In most American families today, parents have no idea how to properly convey to their kids the value of healthy sexual relationships. Perhaps out of a fear of botching the discussion, or of not treating it with the reverence it deserves, parents are overly cautious about addressing this subject with their children. When kids ask their parents a question of a sexual nature, they will most likely be met with a palpable sense of panic as the parent scrambles to think of the right words to say. The parent in question might even invite the child into another room with them as they discuss these principles, to ensure that their child understands that the matter must be handled with dignity.

The problem with such discussions is that they're awkward. Whether their parent deals with their discomfort with solemnity or forced humor, kids don't feel comfortable in these situations, and become increasingly less likely to go to mom or dad with their questions in the future. When an adolescent has another question regarding sex, they would rather turn to another source that doesn't make a big deal of it. They instead query the internet or their teenage peers who seem remarkably comfortable with the subject, despite knowing very little about it. This is part of why so many kids learn will freely talk to their peers about sex, but clam up around their parents. In turn, teens primarily talking sex with their peers instead of their parents is largely to blame for risky sexual behaviors and unanticipated pregnancies.

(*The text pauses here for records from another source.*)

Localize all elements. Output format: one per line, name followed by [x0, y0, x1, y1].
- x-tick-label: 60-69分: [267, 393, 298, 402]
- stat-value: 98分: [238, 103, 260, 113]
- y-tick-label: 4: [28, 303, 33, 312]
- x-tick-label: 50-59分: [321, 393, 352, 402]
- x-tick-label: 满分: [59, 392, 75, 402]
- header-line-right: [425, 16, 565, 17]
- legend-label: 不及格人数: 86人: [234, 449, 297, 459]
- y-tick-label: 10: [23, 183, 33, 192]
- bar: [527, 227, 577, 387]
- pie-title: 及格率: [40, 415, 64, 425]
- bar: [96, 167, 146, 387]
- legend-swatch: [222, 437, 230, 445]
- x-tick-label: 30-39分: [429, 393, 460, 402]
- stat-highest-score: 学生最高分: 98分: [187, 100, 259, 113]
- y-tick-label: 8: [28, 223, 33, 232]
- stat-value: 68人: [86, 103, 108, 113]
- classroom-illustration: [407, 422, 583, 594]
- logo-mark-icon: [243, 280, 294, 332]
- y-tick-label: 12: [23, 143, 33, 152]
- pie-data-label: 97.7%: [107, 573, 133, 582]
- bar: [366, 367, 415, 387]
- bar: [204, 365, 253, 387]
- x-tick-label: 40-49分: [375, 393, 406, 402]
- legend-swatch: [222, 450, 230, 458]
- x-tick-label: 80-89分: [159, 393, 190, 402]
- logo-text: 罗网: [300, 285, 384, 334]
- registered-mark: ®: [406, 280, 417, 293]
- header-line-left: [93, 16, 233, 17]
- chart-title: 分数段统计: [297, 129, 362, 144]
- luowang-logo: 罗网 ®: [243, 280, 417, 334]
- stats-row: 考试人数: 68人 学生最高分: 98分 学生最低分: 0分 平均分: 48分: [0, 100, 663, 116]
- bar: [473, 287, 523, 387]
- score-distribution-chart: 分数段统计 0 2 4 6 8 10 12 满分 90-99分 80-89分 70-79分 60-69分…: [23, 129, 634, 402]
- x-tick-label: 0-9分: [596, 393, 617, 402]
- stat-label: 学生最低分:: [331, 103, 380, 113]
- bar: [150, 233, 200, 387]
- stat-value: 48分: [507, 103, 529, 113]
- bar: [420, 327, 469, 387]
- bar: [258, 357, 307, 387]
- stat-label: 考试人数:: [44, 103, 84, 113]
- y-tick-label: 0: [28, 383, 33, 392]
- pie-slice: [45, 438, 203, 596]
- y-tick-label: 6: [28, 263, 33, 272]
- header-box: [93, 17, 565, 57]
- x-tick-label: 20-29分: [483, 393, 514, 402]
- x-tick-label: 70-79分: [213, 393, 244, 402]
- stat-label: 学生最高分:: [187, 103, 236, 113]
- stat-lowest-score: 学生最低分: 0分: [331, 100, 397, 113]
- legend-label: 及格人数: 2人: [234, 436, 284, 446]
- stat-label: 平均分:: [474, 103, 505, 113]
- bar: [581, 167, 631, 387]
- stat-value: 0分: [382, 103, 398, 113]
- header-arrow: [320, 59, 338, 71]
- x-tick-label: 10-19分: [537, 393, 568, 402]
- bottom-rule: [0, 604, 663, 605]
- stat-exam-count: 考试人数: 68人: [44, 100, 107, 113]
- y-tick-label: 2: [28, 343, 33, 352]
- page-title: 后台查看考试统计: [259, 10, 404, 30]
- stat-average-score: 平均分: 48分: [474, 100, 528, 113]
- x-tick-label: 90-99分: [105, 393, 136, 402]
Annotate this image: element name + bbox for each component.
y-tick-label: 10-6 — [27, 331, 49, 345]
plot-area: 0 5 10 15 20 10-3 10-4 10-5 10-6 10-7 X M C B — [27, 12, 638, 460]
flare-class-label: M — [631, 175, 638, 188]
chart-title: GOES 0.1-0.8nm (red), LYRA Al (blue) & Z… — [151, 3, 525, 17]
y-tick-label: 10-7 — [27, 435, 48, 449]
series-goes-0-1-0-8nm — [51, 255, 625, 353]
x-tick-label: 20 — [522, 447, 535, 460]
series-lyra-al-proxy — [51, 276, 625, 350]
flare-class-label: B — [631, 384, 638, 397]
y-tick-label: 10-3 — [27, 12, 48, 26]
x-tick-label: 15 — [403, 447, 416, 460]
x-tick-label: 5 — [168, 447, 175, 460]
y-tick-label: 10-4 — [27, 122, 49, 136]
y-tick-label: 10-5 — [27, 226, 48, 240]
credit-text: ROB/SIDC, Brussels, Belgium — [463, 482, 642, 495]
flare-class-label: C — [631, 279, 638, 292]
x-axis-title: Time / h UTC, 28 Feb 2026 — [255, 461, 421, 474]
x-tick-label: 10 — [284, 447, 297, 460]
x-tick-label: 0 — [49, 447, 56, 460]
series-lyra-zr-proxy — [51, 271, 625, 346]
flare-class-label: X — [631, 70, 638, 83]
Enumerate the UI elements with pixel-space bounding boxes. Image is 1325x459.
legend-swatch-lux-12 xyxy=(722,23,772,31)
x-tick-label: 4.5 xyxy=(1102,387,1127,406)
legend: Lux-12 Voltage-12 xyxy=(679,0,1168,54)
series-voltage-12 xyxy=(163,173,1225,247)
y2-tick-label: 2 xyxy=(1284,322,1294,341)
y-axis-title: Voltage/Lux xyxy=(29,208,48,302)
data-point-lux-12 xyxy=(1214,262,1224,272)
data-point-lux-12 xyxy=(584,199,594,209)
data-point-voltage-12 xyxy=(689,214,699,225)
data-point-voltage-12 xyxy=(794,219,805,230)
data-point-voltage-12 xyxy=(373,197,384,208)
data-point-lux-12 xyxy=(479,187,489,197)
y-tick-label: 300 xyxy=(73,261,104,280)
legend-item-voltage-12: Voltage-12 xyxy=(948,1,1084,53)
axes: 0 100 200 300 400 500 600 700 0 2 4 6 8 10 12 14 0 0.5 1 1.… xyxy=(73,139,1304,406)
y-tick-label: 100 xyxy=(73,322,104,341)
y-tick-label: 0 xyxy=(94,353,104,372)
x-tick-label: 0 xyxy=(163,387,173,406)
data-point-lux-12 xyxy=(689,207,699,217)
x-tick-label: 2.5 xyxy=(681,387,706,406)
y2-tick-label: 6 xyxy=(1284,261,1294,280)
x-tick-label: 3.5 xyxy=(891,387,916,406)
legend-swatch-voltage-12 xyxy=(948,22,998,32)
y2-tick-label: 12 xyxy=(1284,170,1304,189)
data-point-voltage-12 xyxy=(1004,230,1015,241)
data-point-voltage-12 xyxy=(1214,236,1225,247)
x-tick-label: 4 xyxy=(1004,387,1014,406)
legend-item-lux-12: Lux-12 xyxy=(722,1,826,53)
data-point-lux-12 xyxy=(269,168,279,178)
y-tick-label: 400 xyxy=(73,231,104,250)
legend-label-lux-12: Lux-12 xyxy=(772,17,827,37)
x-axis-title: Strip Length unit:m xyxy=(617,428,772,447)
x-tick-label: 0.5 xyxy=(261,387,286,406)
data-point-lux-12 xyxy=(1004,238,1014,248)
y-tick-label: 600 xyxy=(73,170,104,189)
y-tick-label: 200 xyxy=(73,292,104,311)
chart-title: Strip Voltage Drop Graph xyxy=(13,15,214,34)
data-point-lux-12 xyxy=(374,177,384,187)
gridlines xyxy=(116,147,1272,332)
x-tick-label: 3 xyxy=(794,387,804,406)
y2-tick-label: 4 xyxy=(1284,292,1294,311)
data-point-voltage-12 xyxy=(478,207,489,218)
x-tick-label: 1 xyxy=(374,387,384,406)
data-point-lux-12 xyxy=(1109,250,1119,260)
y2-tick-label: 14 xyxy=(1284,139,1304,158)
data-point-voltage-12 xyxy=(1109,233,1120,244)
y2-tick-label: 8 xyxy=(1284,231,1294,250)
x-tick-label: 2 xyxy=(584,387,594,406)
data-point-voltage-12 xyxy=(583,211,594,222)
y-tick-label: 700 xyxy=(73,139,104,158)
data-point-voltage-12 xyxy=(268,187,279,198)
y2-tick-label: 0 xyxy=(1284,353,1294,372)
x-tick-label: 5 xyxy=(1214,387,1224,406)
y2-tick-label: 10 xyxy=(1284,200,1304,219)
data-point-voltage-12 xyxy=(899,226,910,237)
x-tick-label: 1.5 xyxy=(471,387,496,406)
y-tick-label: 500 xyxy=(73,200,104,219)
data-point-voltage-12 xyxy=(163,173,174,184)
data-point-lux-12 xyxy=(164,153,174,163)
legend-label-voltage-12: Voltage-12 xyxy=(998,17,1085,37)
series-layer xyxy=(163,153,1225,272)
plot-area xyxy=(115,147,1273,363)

This is why I don't believe in the sex talk--instead, I believe in talking to your kids about sex. Kids don't like to learn about sexuality from their parents because their parents clam up about this topic, make it awkward, or turn every such conversation into an hour long discourse, when in reality, all they need is their questions answered. Such approaches make children feel crowded, or sometimes ironically assume that their parents must not know much about the topic. I don't believe it is necessary to have a big reveal when you talk to your children about their sexual functions and responsibilities any more than we should hold of talking to our kids about religion until they're "mature enough" to handle that knowledge. Rather, I think we should answer their questions as they ask them, to explain what we know in as conversational a manner as possible and affirm moral principles as we go, just as we would any other topic.

If we talk with our kids, and truly talk with them, about this subject, perhaps we could become once more the authorities they first turn to when they have a question. Perhaps then discussions of sex could be less awkward, and more edifying, a truly enriching dialogue where we learn about relationships as well as anatomy and statistics. I hope to see a generation where kids aren't afraid of the processes in their own bodies, but still hold them in reverence and with the respect they deserve.